My original version of a solution was to move the UN to Jerusalem. I still stand behind that one, although I have no earthly concept of how it would be implemented. It would cost millions, obviously, but would put a barrier between the cultures and give them both something to hate. My children would point out that it would remind them of meetings that I'd hold when they became unruly fighting with each other. Under the boring repression of a meeting they would be come united, quickly, and make a deal so that they could go back to their free life of irresponsible play. Nothing like boring process to make you appreciate the value of working together to both get what you want.

What Palestinians want is their own state, not strangled or politically controlled from teh outside. At this point they will be lucky to come out of this with any state at all, but a West Bank full of Gaza refugees will still need a diplomatic solution that the whole world can live with somehow. The sooner the better.

Friday, October 06, 2023

weblog museum

A threat by Google has spurred me to action. Briefly, they have warned me that weblog accounts not logged into will eventually be deleted. Fair enough. I sat on that warning for a few months but cannot sit on it any longer.

I set up a lot of accounts. Often, I would set up a new email and set of weblogs for every new teaching assignment I had. Why not? It wasn't especially lying to have weblogs on their own accounts, since often I was teaching students how to log onto them and post things themselves. Sometimes of course students would mistakes and start their own weblog when they were trying to post on one. Or, rename the entire system with their own name (this apparently happened to the CESL student account, after I was no longer in charge).
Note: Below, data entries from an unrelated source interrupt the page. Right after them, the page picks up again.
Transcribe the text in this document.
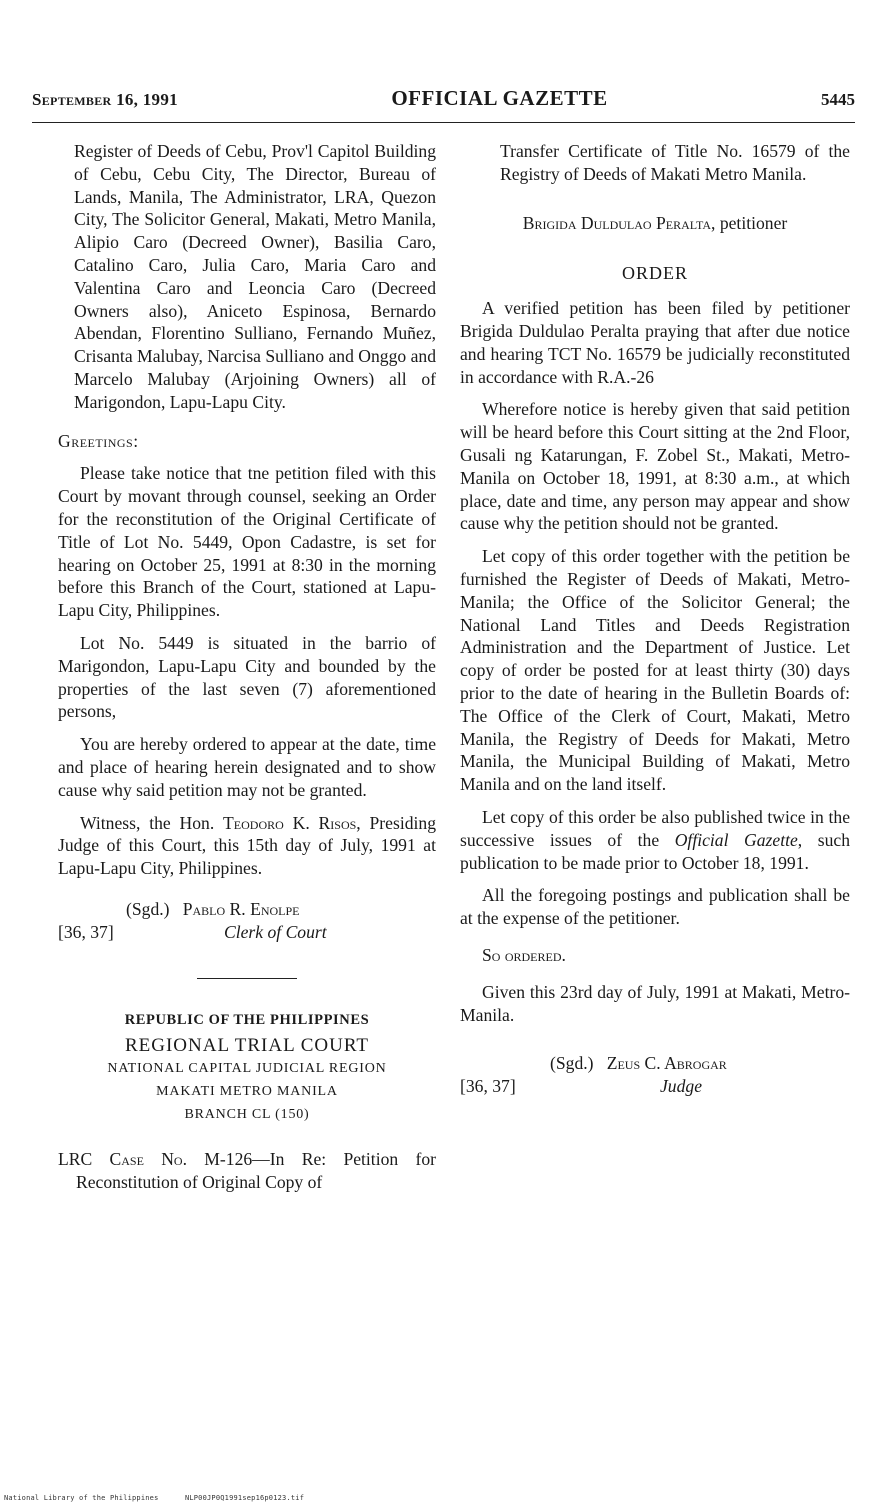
September 16, 1991	OFFICIAL GAZETTE	5445

Register of Deeds of Cebu, Prov'l Capitol Building of Cebu, Cebu City, The Director, Bureau of Lands, Manila, The Administrator, LRA, Quezon City, The Solicitor General, Makati, Metro Manila, Alipio Caro (Decreed Owner), Basilia Caro, Catalino Caro, Julia Caro, Maria Caro and Valentina Caro and Leoncia Caro (Decreed Owners also), Aniceto Espinosa, Bernardo Abendan, Florentino Sulliano, Fernando Muñez, Crisanta Malubay, Narcisa Sulliano and Onggo and Marcelo Malubay (Arjoining Owners) all of Marigondon, Lapu-Lapu City.

Greetings:

Please take notice that tne petition filed with this Court by movant through counsel, seeking an Order for the reconstitution of the Original Certificate of Title of Lot No. 5449, Opon Cadastre, is set for hearing on October 25, 1991 at 8:30 in the morning before this Branch of the Court, stationed at Lapu-Lapu City, Philippines.

Lot No. 5449 is situated in the barrio of Marigondon, Lapu-Lapu City and bounded by the properties of the last seven (7) aforementioned persons,

You are hereby ordered to appear at the date, time and place of hearing herein designated and to show cause why said petition may not be granted.

Witness, the Hon. Teodoro K. Risos, Presiding Judge of this Court, this 15th day of July, 1991 at Lapu-Lapu City, Philippines.

(Sgd.) Pablo R. Enolpe
[36, 37]	Clerk of Court
REPUBLIC OF THE PHILIPPINES
REGIONAL TRIAL COURT
NATIONAL CAPITAL JUDICIAL REGION
MAKATI METRO MANILA
BRANCH CL (150)

LRC Case No. M-126—In Re: Petition for Reconstitution of Original Copy of

Transfer Certificate of Title No. 16579 of the Registry of Deeds of Makati Metro Manila.

Brigida Duldulao Peralta, petitioner

ORDER

A verified petition has been filed by petitioner Brigida Duldulao Peralta praying that after due notice and hearing TCT No. 16579 be judicially reconstituted in accordance with R.A.-26

Wherefore notice is hereby given that said petition will be heard before this Court sitting at the 2nd Floor, Gusali ng Katarungan, F. Zobel St., Makati, Metro-Manila on October 18, 1991, at 8:30 a.m., at which place, date and time, any person may appear and show cause why the petition should not be granted.

Let copy of this order together with the petition be furnished the Register of Deeds of Makati, Metro-Manila; the Office of the Solicitor General; the National Land Titles and Deeds Registration Administration and the Department of Justice. Let copy of order be posted for at least thirty (30) days prior to the date of hearing in the Bulletin Boards of: The Office of the Clerk of Court, Makati, Metro Manila, the Registry of Deeds for Makati, Metro Manila, the Municipal Building of Makati, Metro Manila and on the land itself.

Let copy of this order be also published twice in the successive issues of the Official Gazette, such publication to be made prior to October 18, 1991.

All the foregoing postings and publication shall be at the expense of the petitioner.

So ordered.

Given this 23rd day of July, 1991 at Makati, Metro-Manila.

(Sgd.) Zeus C. Abrogar
[36, 37]	Judge
National Library of the Philippines	NLP00JP0Q1991sep16p0123.tif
The idea would be to gather as many of these accounts as I can find, and preserve them in such a way that they can be enjoyed and consumed as part of a larger display of weblogs being used in education. There are a few that were used for other purposes and of course, I may want to preserve those as well but possibly in another venue. The ones used for education alone - most for ESL students communicating to each other and about ideas that they've found in the U.S. - are extensive; there are many, used in a wide variety of ways. And I haven't really even found half of them.

I'm on my way, though. If you look at the big picture there are several things to keep in mind: 1) weblogs offer a unique, public way of presenting information; 2) they were extremely useful in teaching ESL in that they were like a public forum yet not heavily trafficked; in other words, students could feel like they were putting themselves out in the public square, yet not get the damage that a true public square would do; and 3) we are really talking about the early days of weblogs, when they first arrived on the scene and were being used for all kinds of purposes. This kind of "early days" era capture is, as in the case of automobiles and all kinds of other things, fascinating to people who study such things, and fascinating in its own right just because it was early. People will look back and wonder what the early days of linking, posting, writing, etc. was like. Weblogs themselves may fade into oblivion or get cornered into a unique slice of the public communications picture. But if they survive their early history will always be of interest.